Slovenia puts up castles, airport for sale

Slovenia puts up castles, airport for sale

A typical Slovenian castle. Twenty similar castles are on sale in Slovenia.

Slovenia is up for sale. Desperate to come out of the financial crisis that struck the world in 2008, this tiny east European country offers everything – from heritage castles to airport – for sale, hoping to find prospective buyers from India.

The Slovenian prime minister who will visit India a week from now will bring a large business delegation to showcase the business and investment opportunity in Slovenia. The aim is to attract large Indian investment besides expanding the bilateral trade volume. “The policies are in place to attract Indian capital.
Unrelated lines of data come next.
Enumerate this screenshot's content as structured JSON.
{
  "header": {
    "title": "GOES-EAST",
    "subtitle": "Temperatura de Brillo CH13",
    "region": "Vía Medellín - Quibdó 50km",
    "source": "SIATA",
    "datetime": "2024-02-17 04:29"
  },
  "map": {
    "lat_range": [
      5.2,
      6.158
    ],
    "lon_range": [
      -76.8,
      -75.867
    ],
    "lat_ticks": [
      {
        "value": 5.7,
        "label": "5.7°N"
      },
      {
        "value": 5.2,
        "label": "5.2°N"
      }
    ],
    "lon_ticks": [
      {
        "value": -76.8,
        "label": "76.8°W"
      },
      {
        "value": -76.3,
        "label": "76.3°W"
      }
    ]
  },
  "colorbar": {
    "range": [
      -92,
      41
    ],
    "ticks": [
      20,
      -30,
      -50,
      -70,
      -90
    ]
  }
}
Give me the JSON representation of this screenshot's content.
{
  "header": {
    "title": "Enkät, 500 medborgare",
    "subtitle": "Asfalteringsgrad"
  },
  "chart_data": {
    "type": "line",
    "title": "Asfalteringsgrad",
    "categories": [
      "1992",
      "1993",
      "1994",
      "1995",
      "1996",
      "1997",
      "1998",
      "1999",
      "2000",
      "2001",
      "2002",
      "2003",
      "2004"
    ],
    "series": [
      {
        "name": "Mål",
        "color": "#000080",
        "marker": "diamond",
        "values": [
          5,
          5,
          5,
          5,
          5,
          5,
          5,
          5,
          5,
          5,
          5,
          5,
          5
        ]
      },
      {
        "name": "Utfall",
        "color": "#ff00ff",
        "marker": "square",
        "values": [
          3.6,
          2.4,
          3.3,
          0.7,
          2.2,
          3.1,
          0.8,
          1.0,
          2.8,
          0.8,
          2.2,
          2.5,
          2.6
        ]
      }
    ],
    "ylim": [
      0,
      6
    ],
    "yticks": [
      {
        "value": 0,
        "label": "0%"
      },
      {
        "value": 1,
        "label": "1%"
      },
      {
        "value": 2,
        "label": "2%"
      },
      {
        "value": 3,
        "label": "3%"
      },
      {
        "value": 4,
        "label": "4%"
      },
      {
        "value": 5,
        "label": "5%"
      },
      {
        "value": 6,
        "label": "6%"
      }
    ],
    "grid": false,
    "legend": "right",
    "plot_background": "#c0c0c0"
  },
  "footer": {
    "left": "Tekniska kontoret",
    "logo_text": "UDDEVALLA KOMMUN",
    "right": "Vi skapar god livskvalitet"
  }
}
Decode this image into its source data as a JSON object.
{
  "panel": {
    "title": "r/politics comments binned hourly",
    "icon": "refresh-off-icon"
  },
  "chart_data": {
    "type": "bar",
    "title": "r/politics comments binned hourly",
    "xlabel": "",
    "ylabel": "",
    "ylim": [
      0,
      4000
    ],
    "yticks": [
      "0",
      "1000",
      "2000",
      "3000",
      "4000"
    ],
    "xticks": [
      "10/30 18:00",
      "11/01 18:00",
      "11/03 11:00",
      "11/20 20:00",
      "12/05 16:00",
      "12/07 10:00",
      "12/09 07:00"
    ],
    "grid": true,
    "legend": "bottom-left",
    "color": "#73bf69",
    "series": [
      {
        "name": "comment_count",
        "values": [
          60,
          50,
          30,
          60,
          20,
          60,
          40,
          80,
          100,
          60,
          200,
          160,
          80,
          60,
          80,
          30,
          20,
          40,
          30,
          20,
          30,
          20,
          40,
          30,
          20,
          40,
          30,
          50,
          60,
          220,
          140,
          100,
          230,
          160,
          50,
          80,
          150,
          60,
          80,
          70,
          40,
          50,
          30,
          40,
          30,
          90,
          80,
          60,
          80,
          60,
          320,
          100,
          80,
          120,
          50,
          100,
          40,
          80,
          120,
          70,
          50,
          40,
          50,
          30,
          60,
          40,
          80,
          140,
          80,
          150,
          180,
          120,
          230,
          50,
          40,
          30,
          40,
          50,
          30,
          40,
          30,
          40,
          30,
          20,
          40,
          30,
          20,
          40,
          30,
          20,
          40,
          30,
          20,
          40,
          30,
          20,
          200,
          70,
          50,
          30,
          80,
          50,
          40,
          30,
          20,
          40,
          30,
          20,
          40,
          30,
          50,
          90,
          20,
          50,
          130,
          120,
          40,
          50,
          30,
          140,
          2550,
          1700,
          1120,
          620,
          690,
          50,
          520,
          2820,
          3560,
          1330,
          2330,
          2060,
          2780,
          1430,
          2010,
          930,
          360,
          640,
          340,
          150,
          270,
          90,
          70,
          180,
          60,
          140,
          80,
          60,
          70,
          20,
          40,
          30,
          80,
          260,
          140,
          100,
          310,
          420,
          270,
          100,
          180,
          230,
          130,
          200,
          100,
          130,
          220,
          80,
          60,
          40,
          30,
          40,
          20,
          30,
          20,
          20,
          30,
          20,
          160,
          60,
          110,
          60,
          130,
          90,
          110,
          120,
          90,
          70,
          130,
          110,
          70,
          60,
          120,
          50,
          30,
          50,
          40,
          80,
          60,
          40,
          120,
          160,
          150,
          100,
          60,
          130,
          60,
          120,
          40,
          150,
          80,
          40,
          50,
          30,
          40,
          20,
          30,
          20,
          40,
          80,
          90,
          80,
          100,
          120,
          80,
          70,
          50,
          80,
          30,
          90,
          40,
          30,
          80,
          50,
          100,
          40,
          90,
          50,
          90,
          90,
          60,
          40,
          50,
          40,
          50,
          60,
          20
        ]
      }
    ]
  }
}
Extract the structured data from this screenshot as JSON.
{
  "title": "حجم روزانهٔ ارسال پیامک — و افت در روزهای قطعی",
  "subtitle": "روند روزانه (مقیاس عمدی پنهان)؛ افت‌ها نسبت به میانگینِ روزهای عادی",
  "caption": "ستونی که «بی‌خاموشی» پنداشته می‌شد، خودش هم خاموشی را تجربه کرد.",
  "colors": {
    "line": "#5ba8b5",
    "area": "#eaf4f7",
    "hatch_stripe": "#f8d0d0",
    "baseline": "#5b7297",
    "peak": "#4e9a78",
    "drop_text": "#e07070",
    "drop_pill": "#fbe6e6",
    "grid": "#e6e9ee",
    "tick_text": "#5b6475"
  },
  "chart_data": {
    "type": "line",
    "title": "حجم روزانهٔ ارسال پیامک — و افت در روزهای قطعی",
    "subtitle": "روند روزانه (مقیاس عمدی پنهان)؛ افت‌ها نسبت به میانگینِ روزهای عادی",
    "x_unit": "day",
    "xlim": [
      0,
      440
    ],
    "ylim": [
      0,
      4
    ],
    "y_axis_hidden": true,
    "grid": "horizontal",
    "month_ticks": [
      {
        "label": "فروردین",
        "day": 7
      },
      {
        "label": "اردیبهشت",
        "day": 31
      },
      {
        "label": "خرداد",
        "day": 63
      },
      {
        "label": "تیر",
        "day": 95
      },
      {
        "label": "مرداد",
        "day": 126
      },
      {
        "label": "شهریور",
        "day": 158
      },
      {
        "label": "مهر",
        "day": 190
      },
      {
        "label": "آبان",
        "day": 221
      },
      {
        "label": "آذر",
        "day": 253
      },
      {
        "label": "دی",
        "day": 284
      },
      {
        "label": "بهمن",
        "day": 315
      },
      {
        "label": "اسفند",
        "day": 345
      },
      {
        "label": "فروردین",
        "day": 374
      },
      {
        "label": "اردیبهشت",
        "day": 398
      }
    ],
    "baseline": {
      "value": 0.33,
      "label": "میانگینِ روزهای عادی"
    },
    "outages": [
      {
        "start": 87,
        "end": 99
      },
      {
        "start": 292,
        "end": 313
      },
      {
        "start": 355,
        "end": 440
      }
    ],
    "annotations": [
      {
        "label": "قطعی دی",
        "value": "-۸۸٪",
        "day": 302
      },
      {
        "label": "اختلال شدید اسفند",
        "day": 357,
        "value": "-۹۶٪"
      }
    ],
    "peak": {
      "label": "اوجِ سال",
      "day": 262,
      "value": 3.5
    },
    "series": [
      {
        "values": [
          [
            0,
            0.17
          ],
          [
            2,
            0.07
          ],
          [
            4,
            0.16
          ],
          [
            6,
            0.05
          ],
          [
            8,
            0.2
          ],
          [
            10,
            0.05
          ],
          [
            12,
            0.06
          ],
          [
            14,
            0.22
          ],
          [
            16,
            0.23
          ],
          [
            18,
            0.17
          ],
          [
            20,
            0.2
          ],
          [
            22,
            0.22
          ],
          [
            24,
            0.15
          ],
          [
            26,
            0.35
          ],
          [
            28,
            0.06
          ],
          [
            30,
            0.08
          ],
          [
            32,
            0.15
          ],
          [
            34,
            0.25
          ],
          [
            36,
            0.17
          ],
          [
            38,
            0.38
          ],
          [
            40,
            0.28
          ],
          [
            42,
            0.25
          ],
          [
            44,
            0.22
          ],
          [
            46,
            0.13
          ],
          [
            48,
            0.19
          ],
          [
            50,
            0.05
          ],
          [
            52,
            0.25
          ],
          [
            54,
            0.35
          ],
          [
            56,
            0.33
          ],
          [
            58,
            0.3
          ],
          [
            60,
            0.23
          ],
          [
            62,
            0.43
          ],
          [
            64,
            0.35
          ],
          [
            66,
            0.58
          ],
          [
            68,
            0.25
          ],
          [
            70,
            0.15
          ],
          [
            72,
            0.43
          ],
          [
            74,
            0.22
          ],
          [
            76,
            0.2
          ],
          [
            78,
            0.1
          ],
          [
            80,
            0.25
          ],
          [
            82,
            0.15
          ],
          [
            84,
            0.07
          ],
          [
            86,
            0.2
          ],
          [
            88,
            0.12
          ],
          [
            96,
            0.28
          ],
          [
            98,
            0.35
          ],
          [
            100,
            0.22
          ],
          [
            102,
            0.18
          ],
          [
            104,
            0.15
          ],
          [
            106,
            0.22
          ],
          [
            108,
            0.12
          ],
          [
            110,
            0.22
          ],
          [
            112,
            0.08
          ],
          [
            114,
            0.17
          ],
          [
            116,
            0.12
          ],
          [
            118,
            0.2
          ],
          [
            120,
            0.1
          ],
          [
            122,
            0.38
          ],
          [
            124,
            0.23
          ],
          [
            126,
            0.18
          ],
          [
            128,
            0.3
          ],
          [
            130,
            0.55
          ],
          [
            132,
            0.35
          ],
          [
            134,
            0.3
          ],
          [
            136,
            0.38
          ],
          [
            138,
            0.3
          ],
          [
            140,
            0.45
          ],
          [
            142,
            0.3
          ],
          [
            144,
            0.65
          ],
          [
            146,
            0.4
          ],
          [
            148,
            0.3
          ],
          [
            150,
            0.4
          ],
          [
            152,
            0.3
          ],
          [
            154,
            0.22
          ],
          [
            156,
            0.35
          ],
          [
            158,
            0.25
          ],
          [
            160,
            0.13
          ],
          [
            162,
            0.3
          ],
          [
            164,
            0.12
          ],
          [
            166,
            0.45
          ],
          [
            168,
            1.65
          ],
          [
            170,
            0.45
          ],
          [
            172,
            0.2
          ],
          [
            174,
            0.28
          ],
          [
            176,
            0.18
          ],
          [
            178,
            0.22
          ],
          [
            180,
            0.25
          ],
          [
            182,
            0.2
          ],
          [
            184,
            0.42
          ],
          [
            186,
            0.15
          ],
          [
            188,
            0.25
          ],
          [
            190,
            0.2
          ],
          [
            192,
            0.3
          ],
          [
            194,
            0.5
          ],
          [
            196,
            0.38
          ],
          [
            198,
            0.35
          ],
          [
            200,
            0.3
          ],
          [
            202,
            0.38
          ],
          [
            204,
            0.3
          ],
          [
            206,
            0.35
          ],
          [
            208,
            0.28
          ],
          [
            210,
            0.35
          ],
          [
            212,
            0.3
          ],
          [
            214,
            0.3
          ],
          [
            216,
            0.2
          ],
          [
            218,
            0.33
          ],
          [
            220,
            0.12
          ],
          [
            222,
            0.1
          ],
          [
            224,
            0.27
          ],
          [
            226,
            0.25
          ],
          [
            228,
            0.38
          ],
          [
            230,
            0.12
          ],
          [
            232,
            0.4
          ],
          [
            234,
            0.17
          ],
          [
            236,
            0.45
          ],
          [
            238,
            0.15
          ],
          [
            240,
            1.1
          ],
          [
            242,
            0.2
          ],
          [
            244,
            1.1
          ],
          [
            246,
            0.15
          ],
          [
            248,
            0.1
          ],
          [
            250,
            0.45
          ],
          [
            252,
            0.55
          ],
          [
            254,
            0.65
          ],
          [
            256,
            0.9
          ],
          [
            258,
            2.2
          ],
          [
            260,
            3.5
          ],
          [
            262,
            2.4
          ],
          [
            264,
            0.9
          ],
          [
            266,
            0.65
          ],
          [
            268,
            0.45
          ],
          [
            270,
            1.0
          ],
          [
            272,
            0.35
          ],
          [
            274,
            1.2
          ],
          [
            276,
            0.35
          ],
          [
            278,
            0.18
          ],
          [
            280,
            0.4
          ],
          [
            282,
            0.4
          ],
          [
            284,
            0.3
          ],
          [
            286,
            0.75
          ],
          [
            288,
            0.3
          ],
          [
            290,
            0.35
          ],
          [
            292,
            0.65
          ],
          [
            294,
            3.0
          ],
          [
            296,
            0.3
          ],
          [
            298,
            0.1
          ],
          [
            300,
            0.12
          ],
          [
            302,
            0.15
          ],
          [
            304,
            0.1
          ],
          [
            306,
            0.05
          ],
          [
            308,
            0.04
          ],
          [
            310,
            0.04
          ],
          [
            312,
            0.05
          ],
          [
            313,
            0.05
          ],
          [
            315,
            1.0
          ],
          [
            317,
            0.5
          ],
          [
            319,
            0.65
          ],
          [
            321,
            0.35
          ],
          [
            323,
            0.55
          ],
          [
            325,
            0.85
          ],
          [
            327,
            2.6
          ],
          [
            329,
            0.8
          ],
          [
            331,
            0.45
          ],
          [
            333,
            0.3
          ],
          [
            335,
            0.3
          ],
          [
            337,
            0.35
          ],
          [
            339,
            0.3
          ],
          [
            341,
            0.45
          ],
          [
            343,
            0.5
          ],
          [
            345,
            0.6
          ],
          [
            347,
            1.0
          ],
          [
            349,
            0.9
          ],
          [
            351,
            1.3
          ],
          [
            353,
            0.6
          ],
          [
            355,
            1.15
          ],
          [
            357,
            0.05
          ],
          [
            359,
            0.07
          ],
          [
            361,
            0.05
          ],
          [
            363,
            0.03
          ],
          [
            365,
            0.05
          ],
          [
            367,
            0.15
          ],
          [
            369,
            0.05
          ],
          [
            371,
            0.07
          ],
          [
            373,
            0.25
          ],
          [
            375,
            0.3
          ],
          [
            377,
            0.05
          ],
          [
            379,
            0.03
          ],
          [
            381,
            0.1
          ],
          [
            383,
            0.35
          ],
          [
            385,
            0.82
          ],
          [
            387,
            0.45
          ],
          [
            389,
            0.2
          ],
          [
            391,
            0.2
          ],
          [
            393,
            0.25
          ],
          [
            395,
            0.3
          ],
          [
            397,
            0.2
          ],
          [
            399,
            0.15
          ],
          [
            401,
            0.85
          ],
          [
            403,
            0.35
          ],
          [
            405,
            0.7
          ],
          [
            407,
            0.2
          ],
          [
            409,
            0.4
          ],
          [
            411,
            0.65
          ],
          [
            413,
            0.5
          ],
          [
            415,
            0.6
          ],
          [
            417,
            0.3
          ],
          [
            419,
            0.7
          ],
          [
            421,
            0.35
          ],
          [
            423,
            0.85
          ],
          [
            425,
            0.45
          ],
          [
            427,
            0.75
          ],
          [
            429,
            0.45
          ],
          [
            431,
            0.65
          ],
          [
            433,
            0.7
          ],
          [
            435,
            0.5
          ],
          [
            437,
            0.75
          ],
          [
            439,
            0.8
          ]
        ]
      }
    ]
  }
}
We want Indian capital to come here,” Prime Minister Borut Pahor told a group of visiting Indian journalists last week.

Other officials echo the sentiment. “We would like to connect to new geographies in the export and import market and India is our target. We will talk to Indian banks and investment companies inviting them to Slovenia,” said Finance Minister Franc Krizanic.

Immediate priorities

The immediate priorities include a tie-up with Air India to bail out the Slovenian carrier Adria, Indian investment for building a new pier in the port of Kopper and luring Indian shipping business to use the port as a gateway to central Europe and selling of a host of Slovenian companies and real estate.

As many as 20 heritage castles are on sale, each with a price tag of between Rs 7 crore and 35 crore (between 1 million and 5 million Euro), which is as good as the cost of luxurious houses or pent houses in Mumbai, Delhi or Bangalore. “The selling list includes an airport (Maribor), an aviation company (Adria), 20 castles and many companies. We are also looking for investment in the power plants and the third terminal at the port of Kopper,” said Igor Plestenjak, the chief executive officer of the Public Agency of the Republic of Slovenia for Entrepreneurship and Foreign Investment.

There are many companies across Slovenia which are also on the selling list, which includes a firm producing ski equipment and a 70,000 sq mt Spa and mineral spring. Indian participation is also sought in almost every quarter to boost the sagging trade.

The trade volume between India and Slovenia stood at 247 million Euro in 2010 which is an increase of 15 per cent over 2009 trade. Slovenia imported goods worth 175 million Euro while exporting products worth 72 million Euro comprising high quality paper for currency notes among other items.

“At the moment only 4 per cent of our trade is with BRICS (Brazil-India-China-South Africa) nations. This has to change. One of the objectives of the prime minister’s visit is to engage in more B2B discussions with Indian companies,” said Darja Radic, the minister of economy.

Sops are on the table for big ticket investments. For big investments which will lead to job creation, the government will offer as much as 30 per cent of the investment as cash subsidy, said Krizanic.